Mandatory fees are a nuisance. They’ve been the bane of the bill for years and continue to irritate future students at the same rate that they seem to rise. While removing mandatory fees completely would be appreciated by all, it’s not a practical solution.
Saying we don’t want to pay for things we don’t use is an understandable argument. No one really wants to shell out money, borrowed money at that, to pay for a recreation center they visit once to complete a resolution or a parking deck on which they don’t have a car to park. Money makes the world go ‘round and this campus is no exemption to that rule. Our school, though it has its issues, also has incredible perks. Those fees are a part of a bigger plan. That money goes into the student experience—a selling point for recruitment which leads to more students. The system in place benefits students and allows our campus to become bigger and better. The fact of the matter is those fees are a necessary evil.
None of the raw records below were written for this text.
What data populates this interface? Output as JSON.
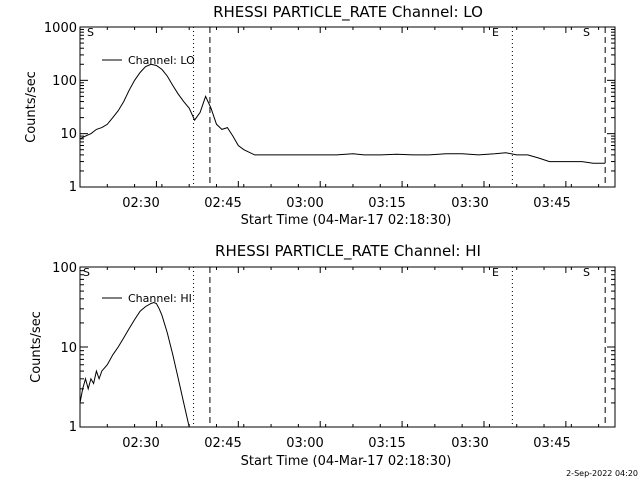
{
  "chart_data": [
    {
      "type": "line",
      "title": "RHESSI PARTICLE_RATE Channel: LO",
      "xlabel": "Start Time (04-Mar-17 02:18:30)",
      "ylabel": "Counts/sec",
      "yscale": "log",
      "ylim": [
        1,
        1000
      ],
      "ytick_values": [
        1,
        10,
        100,
        1000
      ],
      "ytick_labels": [
        "1",
        "10",
        "100",
        "1000"
      ],
      "xlim_minutes": [
        -2,
        96
      ],
      "xtick_values": [
        12,
        27,
        42,
        57,
        72,
        87
      ],
      "xtick_labels": [
        "02:30",
        "02:45",
        "03:00",
        "03:15",
        "03:30",
        "03:45"
      ],
      "legend": "Channel: LO",
      "legend_position": "top-left",
      "markers": [
        {
          "minute": -2,
          "label": "S",
          "style": "dotted"
        },
        {
          "minute": 18.8,
          "label": "",
          "style": "dotted"
        },
        {
          "minute": 21.8,
          "label": "",
          "style": "dashed"
        },
        {
          "minute": 77.2,
          "label": "E",
          "style": "dotted"
        },
        {
          "minute": 94.2,
          "label": "S",
          "style": "dashed"
        }
      ],
      "series": [
        {
          "name": "Channel: LO",
          "x": [
            -2,
            -1,
            0,
            1,
            2,
            3,
            4,
            5,
            6,
            7,
            8,
            9,
            10,
            11,
            12,
            13,
            14,
            15,
            16,
            17,
            18,
            19,
            20,
            21,
            22,
            23,
            24,
            25,
            26,
            27,
            28,
            30,
            32,
            35,
            38,
            42,
            45,
            48,
            50,
            53,
            56,
            59,
            62,
            65,
            68,
            71,
            74,
            76,
            78,
            80,
            82,
            84,
            86,
            88,
            90,
            92,
            93,
            94.2
          ],
          "y": [
            8,
            9,
            10,
            12,
            13,
            15,
            20,
            27,
            40,
            65,
            100,
            140,
            180,
            200,
            190,
            160,
            120,
            80,
            55,
            40,
            30,
            18,
            25,
            50,
            30,
            15,
            12,
            13,
            9,
            6,
            5,
            4,
            4,
            4,
            4,
            4,
            4,
            4.2,
            4,
            4,
            4.1,
            4,
            4,
            4.2,
            4.2,
            4,
            4.2,
            4.4,
            4,
            4,
            3.5,
            3,
            3,
            3,
            3,
            2.8,
            2.8,
            2.8
          ]
        }
      ]
    },
    {
      "type": "line",
      "title": "RHESSI PARTICLE_RATE Channel: HI",
      "xlabel": "Start Time (04-Mar-17 02:18:30)",
      "ylabel": "Counts/sec",
      "yscale": "log",
      "ylim": [
        1,
        100
      ],
      "ytick_values": [
        1,
        10,
        100
      ],
      "ytick_labels": [
        "1",
        "10",
        "100"
      ],
      "xlim_minutes": [
        -2,
        96
      ],
      "xtick_values": [
        12,
        27,
        42,
        57,
        72,
        87
      ],
      "xtick_labels": [
        "02:30",
        "02:45",
        "03:00",
        "03:15",
        "03:30",
        "03:45"
      ],
      "legend": "Channel: HI",
      "legend_position": "top-left",
      "markers": [
        {
          "minute": -2,
          "label": "S",
          "style": "dotted"
        },
        {
          "minute": 18.8,
          "label": "",
          "style": "dotted"
        },
        {
          "minute": 21.8,
          "label": "",
          "style": "dashed"
        },
        {
          "minute": 77.2,
          "label": "E",
          "style": "dotted"
        },
        {
          "minute": 94.2,
          "label": "S",
          "style": "dashed"
        }
      ],
      "series": [
        {
          "name": "Channel: HI",
          "x": [
            -2,
            -1.5,
            -1,
            -0.5,
            0,
            0.5,
            1,
            1.5,
            2,
            3,
            4,
            5,
            6,
            7,
            8,
            9,
            10,
            11,
            11.5,
            12,
            12.5,
            13,
            14,
            15,
            16,
            17,
            18
          ],
          "y": [
            2,
            3,
            4,
            3,
            4,
            3.5,
            5,
            4,
            5,
            6,
            8,
            10,
            13,
            17,
            22,
            28,
            32,
            35,
            36,
            35,
            30,
            25,
            15,
            8,
            4,
            2,
            1
          ]
        }
      ]
    }
  ],
  "footer": {
    "timestamp": "2-Sep-2022 04:20"
  }
}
In the same way that taxes essentially provide money to help citizens, fees act the same way.
Agreeing with the enforcement of mandatory fees does not mean that that power should be abused. The responsibility falls on the student body not to blindly complain about the fees, but to be the watchdog of the funds. Pay attention to where it’s going and observe the changes. There are meetings where the fees are discussed and clearly outlined. While our editorials tend to call on administration to improve difficult situations, we also urge students to flex their muscles. Students must remember that we have a voice and power; however, we cannot waste it on complaints without substance and claims without support.